Through the history, women were often portrayed as sensitive and weak, ready to faint at even the slightest sight of something disturbing, such as blood. That is quite ironic, considering that women literally bleed for several days every month for the better part of their lives.
It must have been so annoying to have to pretend to be a wilting flower that faints at a sight of a few drops of blood, just to make men feel more secure in their roles of strong and powerful protectors… but let’s not get into that, because it is a completely different topic from the one we are going to be talking about now. And that is, with all that blood (and discharge too, which is mostly perfectly healthy and normal), how to save your underwear from being ruined. The first way is to try to prevent the problem.
Pantyliners to the rescue
If you have discharge often, pantyliners are a good idea. But be warned, even if you choose the softest possible ones, they might start chafing after a while, so make sure to also have some random underwear that you are not worried about getting ruined that you can wear without pantyliners so your private parts can take a rest. And when it comes to period, if you use pads, on the days when you have a heavy flow, consider using multiple pads at once. It might seem weird in the beginning, but making a ‘longer’ pad out of two ordinary ones lined up might make a big difference.

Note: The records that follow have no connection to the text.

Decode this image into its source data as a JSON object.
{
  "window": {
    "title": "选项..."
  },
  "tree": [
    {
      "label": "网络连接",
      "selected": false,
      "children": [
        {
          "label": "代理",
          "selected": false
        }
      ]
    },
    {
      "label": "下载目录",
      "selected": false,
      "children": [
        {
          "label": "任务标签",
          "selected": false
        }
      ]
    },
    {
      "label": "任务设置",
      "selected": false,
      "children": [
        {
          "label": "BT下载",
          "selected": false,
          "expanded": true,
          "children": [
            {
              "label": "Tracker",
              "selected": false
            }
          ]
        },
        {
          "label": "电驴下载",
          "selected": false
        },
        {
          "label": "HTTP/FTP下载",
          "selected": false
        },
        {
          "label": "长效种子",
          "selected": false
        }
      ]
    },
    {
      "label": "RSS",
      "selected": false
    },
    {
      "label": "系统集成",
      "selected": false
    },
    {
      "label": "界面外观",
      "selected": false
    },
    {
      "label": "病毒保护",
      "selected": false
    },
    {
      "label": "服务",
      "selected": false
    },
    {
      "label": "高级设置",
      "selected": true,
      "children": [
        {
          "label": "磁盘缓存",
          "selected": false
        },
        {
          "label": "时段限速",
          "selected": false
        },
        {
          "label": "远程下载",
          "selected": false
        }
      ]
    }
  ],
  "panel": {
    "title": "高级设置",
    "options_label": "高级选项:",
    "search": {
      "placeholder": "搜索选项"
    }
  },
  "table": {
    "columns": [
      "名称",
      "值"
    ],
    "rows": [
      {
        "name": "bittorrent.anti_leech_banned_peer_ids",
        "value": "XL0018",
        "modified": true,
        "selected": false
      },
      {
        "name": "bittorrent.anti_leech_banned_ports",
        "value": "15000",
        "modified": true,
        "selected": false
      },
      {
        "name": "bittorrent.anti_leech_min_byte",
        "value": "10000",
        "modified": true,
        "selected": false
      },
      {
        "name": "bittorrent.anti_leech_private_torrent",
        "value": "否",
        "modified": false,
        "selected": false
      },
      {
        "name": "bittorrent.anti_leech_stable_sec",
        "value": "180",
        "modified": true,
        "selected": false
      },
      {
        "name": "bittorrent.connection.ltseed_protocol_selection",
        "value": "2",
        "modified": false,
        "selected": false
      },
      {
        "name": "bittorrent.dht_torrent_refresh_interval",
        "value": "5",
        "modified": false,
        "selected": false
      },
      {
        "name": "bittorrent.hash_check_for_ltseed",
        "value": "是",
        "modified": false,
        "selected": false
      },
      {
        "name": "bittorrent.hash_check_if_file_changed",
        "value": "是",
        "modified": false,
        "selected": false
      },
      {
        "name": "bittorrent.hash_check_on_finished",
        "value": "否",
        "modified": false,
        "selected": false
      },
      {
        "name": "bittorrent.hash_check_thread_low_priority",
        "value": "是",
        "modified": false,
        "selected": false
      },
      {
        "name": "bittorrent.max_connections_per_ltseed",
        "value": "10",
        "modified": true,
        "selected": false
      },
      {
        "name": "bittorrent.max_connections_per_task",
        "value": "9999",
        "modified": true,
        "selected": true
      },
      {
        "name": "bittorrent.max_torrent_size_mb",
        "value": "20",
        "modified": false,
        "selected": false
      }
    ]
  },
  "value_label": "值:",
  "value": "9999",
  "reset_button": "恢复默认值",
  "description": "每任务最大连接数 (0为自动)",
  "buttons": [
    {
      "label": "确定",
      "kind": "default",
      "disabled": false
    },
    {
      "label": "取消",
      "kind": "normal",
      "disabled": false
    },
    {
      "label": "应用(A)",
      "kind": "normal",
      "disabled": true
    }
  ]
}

Many women also have special underwear just for their period. It has already been stained, so it is not the end of the world if it happens again. And that is a great idea, no doubt about it. But there are lots of women who keep thinking things like “What if I get hit by a car and the doctors see my underwear is terrible?” Not that the doctors will care, they just want to help you, but that worry makes the option of period panties not viable for everyone.
Good old cold water!
So, when your underwear gets leaked on, what are the best things you can do? Cold water! Cold water is an extremely simple and extremely effective method for blood stains. You can run your undies under the cold water, or leave them to soak in a plastic tub, but it is guaranteed to get out most, if not all, of the blood, especially if you get the stain while it’s still fresh.
Another way to remove the stains is to mix aspirin or some baking soda with some water into a grainy paste and put it on the stain. After you leave it for a couple of hours, it should achieve the desired effect. If you are dealing with lighter coloured underwear that you are not worried will lose its colour, you can also use lemon juice on the stain. It should also be left to work for at least half an hour.
Here is a trick to protect the rest of your clothing, or, if you sleep in your underwear, maybe even your bed sheets. On the days when the flow is heavy, wear a pair of tight boxer shorts over your ordinary underwear. Even if you leak, that additional layer will almost definitely protect your outer garments.